Today’s New York Times is running a piece by Michael Janofsky about how eager the issue-hungry Democratic party has become to exploit the angst over fuel prices….In Minnesota, Democratic Senate candidate Amy Klobuchar is making the issue the centerpiece of her campaign. Ms. Klobuchar says it "is one of the first things people bring up" at her campaign stops.
Riddle me this, Ms. Kobluchar—what can you do about it? How much about the issue do you understand?
The Democratic Congressional Campaign Committee, which advises House candidates, sent a memo out to candidates with ideas for using this issue to their advantage. The piece includes a "sample statement" recommending candidates tell you, "Americans are tired of giving billion-dollar tax subsidies to energy companies and foreign countries while paying record prices at the pump." Right there is where the Dems and I part company.
What we do not need is more divisiveness on another issue; what we need are sound measures for solving the problem. Do you find it troubling that anytime there’s a problem to be solved, instead of seeking a solution, these guys look for a scapegoat?
How many years have been spent advocating policies that would reduce the reliance on imported oil? How much time has been invested promoting more domestic energy production?
Remember the energy bill that President Bush signed last August, which encouraged conservation and greater use of ethanol in gasoline? The reality is that the law could have done more for domestic oil supplies if Democrats had not fought so hard against drilling in the Arctic National Wildlife Refuge. Granted, drilling in the ANWR is not the be-all end-all solution, but it’s a step in the right direction, and certainly more productive of a solution instead of driving wedges into every fissure that can be found.

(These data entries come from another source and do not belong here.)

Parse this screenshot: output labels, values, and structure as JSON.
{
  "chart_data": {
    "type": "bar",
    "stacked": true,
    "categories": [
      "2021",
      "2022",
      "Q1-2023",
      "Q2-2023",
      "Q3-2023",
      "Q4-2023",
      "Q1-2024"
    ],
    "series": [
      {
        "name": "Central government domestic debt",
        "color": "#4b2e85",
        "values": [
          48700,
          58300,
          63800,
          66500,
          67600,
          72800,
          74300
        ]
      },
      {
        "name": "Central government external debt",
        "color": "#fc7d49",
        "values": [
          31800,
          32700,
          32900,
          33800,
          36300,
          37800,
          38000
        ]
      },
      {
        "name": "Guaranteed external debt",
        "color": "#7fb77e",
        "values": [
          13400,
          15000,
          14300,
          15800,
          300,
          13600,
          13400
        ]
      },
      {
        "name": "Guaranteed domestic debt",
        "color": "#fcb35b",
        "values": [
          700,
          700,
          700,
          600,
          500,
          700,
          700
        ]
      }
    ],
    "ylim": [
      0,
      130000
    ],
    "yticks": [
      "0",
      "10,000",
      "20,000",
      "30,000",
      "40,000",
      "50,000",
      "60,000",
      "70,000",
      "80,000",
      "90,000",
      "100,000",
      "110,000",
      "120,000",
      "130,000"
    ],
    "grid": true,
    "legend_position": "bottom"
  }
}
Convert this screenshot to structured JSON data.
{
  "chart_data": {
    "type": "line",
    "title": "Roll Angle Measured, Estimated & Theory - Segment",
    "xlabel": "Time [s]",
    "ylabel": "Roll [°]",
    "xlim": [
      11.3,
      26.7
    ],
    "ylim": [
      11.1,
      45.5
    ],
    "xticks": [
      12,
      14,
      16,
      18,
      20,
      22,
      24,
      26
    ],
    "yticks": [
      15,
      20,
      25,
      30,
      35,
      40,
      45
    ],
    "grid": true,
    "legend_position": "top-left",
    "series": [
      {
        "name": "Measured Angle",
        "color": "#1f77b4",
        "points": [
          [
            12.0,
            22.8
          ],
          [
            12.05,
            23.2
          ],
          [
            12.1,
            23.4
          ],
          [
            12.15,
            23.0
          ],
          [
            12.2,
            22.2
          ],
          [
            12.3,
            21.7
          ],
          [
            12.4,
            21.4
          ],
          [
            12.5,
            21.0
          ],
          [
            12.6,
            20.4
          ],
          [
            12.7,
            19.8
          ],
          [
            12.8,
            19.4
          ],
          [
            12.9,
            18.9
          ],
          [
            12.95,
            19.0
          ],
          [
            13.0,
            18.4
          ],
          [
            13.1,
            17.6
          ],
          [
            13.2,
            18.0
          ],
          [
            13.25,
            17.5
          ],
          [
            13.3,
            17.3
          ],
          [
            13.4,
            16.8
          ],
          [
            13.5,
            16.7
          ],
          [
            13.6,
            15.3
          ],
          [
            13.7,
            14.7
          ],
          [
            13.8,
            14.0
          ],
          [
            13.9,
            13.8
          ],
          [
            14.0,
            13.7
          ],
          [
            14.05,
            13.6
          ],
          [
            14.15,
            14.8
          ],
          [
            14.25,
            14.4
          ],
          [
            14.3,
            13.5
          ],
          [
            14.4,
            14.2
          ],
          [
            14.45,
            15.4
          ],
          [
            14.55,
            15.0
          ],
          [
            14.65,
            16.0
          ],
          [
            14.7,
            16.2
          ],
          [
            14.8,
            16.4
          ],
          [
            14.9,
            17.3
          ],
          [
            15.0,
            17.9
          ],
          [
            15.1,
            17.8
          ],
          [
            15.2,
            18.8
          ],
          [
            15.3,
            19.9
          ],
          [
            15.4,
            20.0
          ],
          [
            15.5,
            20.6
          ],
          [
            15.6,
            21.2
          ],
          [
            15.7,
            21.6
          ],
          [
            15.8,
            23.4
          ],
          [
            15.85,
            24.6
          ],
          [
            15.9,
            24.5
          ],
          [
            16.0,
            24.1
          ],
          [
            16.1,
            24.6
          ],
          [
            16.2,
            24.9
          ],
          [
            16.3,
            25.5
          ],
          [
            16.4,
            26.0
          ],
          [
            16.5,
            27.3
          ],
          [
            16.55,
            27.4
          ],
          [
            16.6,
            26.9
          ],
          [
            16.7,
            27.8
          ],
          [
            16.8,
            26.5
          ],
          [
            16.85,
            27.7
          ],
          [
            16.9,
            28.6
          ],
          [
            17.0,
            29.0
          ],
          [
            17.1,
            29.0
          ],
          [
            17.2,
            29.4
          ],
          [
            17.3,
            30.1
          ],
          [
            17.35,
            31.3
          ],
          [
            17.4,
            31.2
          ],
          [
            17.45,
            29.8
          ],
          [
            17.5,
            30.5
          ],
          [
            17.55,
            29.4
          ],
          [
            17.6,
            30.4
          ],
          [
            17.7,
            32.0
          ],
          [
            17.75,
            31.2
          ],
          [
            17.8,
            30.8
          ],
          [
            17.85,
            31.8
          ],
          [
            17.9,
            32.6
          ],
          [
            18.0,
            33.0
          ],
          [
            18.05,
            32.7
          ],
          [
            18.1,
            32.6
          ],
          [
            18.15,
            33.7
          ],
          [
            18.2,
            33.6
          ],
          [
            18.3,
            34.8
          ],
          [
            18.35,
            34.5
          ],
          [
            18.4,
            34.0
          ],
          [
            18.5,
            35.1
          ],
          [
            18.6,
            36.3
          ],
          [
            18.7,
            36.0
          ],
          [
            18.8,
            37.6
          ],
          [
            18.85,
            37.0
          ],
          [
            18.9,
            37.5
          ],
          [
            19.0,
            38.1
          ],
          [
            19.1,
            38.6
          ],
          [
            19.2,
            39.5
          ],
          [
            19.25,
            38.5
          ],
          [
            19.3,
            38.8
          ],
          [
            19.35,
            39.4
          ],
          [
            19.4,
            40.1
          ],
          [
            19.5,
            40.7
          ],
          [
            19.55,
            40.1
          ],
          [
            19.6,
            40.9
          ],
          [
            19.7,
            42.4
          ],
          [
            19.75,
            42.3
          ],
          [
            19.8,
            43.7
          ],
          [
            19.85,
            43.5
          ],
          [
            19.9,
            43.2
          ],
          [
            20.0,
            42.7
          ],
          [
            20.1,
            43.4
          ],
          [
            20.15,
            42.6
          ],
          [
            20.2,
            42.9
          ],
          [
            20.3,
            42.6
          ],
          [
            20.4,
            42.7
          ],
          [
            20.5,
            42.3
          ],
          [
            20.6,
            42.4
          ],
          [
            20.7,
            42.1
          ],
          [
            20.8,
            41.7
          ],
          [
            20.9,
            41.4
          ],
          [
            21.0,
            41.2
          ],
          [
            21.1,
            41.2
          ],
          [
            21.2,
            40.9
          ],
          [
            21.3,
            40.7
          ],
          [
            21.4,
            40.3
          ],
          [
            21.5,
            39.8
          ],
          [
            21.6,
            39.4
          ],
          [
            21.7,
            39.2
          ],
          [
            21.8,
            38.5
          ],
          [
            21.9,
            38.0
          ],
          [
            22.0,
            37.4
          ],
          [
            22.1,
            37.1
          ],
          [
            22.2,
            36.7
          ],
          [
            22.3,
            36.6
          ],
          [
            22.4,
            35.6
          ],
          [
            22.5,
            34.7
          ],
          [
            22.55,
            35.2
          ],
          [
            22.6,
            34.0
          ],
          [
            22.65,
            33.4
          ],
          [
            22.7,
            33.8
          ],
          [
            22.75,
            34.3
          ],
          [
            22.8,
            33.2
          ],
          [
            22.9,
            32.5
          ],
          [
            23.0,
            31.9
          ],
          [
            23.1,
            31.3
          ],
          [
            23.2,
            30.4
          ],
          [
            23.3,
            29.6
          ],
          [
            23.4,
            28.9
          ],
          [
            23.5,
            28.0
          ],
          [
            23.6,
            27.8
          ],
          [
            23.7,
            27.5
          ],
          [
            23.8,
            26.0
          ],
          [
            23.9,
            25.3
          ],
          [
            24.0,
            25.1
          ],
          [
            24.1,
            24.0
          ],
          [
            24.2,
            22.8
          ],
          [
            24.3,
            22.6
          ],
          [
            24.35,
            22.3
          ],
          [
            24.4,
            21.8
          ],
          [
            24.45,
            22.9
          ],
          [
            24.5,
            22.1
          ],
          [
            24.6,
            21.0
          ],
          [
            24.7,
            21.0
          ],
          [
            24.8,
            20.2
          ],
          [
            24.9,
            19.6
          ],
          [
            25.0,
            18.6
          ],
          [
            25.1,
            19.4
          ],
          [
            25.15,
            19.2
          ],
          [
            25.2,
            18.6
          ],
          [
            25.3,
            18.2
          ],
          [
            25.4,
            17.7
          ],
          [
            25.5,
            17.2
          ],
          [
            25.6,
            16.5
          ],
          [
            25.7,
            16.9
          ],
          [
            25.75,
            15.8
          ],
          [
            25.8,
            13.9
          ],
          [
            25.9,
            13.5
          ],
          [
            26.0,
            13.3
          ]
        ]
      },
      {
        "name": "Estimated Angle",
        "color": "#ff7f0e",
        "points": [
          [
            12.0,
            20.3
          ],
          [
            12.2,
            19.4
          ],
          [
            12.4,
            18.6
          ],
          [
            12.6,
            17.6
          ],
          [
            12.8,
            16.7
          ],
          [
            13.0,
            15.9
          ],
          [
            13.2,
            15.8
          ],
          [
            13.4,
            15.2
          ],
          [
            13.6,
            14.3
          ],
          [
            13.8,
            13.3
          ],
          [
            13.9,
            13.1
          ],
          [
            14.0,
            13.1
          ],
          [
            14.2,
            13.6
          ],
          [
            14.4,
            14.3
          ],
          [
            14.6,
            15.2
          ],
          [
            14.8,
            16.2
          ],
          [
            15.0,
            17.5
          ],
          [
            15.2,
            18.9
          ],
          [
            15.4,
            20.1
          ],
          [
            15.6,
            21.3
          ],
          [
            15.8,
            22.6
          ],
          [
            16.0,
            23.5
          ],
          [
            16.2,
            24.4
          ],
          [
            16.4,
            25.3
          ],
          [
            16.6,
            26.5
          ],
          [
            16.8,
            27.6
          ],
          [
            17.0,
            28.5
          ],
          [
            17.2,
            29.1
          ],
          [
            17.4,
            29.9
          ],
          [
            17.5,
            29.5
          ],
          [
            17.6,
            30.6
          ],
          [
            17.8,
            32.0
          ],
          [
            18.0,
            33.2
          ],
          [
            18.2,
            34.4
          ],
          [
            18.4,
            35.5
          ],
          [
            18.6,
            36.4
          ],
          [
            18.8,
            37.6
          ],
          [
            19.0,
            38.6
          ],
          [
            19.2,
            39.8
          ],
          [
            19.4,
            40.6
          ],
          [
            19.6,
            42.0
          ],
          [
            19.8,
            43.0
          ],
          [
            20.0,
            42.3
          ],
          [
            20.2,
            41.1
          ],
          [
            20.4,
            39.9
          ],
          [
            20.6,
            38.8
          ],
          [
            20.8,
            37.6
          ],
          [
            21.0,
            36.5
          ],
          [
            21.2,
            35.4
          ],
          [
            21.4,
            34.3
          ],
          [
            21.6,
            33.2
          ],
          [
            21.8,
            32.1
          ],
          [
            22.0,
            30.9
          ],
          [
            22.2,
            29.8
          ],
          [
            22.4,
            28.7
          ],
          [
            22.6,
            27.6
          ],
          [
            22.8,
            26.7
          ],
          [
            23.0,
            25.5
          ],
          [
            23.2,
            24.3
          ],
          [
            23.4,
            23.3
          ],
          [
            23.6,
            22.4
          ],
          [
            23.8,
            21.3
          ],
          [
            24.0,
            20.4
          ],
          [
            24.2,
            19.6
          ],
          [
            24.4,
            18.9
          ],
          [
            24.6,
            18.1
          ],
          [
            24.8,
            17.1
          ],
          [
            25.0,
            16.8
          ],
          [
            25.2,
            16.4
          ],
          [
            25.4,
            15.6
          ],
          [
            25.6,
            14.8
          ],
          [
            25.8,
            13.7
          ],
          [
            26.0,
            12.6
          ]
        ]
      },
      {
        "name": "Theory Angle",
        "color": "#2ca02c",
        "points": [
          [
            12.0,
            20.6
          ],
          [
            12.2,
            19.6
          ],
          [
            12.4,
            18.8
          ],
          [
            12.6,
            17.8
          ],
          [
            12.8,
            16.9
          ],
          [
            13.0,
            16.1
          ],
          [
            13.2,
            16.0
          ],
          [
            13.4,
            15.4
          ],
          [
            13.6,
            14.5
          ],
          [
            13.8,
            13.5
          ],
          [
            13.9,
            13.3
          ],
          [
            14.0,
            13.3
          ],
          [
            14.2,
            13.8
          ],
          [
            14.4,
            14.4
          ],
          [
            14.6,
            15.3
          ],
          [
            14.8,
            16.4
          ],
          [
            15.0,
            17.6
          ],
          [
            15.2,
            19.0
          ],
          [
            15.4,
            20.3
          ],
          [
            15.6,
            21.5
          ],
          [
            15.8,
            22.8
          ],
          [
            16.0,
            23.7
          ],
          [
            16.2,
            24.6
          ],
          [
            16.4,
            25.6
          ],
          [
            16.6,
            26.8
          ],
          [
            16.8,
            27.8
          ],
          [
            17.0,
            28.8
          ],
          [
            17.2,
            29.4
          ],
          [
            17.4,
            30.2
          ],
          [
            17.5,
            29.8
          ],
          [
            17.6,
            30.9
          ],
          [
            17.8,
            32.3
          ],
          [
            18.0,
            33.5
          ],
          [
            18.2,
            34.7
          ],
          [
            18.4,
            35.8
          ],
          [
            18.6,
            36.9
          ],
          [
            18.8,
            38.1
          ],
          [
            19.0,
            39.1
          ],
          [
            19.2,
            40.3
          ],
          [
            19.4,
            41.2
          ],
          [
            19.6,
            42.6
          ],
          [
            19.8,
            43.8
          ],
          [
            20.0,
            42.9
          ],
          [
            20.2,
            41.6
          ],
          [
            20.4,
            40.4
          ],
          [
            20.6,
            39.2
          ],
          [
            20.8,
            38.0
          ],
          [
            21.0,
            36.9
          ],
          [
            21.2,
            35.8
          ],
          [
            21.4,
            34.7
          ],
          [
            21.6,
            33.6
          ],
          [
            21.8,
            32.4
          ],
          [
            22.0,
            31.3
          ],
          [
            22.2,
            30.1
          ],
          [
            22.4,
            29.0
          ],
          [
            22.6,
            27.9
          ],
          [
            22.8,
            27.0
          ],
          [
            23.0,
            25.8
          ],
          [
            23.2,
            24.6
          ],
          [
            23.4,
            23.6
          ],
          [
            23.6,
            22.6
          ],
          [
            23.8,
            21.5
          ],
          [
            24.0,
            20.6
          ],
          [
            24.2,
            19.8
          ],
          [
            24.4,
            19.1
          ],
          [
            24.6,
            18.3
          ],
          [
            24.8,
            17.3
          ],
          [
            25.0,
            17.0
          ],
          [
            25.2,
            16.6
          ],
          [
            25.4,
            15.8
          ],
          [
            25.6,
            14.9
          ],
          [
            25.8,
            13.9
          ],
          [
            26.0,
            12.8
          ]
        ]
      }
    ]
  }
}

Do you find it telling that the same Democrats who are so eager to blame Republicans for the situation did little to advance energy measures in the eight years their boy was in the White House.
Guess he was drilling for something else.
And gasoline was “cheap” by today’s prices.
Ideas for greater investment in "clean fuel" technologies, more incentives for driving fuel-efficient vehicles, and stronger steps toward reducing emissions of greenhouse gases certainly have merit, but are long term approaches; they’re not going to make $4/gallon gasoline go away any time soon.
The irony is that the inability of congress to work harmoniously on this issue is why we’re paying more for gasoline with no MBTE and limited ethanol additive to go around. Great thinking, Mensa’s.
By the way--more than 30 Democratic House members opposed the Republican version of the energy bill last year...but there were 75 Democrats in the House and 25 in the Senate who did vote to pass Mr. Bush's bill.
Another thoughtful brainstorm in the Democrat’s memorandum to candidates is to hold a campaign event at a gas station. Let’s think about that flash of brilliance: the public is concerned about price and ease of access for gasoline. So who wants to go out and block-up a neighborhood gas station with a bunch of press and security…thus killing off customer traffic for the poor small-business operator of that store for an afternoon?
The party for the little guy?
The party for Everyman?
How typically hypocritical.
A survey by Public Agenda, a nonpartisan research organization, in the latest issue of Foreign Affairs says 90 percent of Americans viewed the lack of energy independence as a risk to security, that 88 percent said problems abroad were endangering supplies and increasing prices, and that 85 percent believed that the federal government could do something if it tried.
Six months ago, the war in Iraq alone generated such levels of concern.
The Dems will try to make an explicit connection to some Republican Senator who they say could have done more but didn't. Their bet is that the message will resonate among voters. That’s a strategy that could backfire terribly when the Democrats’ resistance to the President’s energy bill is revealed.
Never mind the facts, just feed the emotion.
Into this politically-charged, polarized atmosphere gallops former Vice President Al Gore with a documentary about global warming seeking more aggressive steps to cut tailpipe emissions. Wonder if he’ll arrive in his emission-spewing heavily-armored SUV, surrounded by a phalanx of Harley-mounted patrolmen and fuel-fixated stretch limos? Watch what they do, not what they say.
The good news is that high gasoline prices are creating more of an incentive to conserve — which is what environmentalists have tried to achieve through proposals like higher taxes on energy. That is totally the wrong approach.
Where does the impact of high-priced gas hit hardest? In suburban and rural districts, where families are forced to drive greater distances for routine needs. How do those regions typically vote? Red State.
Who wants to pay even MORE for a commodity that is a necessity?
Do the math.
The fact is, both parties face real dangers over fuel cost issues this election cycle.
It’s going to be instrumental to look at the records of the various mouthpieces of both parties for guidance on how they’ve really acted in contrasting the message of the moment they’ll be espousing this Summer and Fall.
Meanwhile, energy companies should take note of the sentiment. Historically, business sectors who fail to conduct business responsibly in the past have incurred the micromanagement of congress.
Oil companies would do well to re-invest--in a very public way--a larger part of their profits into domestic R&D. Already there is a a bill that would take back tax credits from energy companies, and require a doubling of investments in ethanol and other renewable fuels.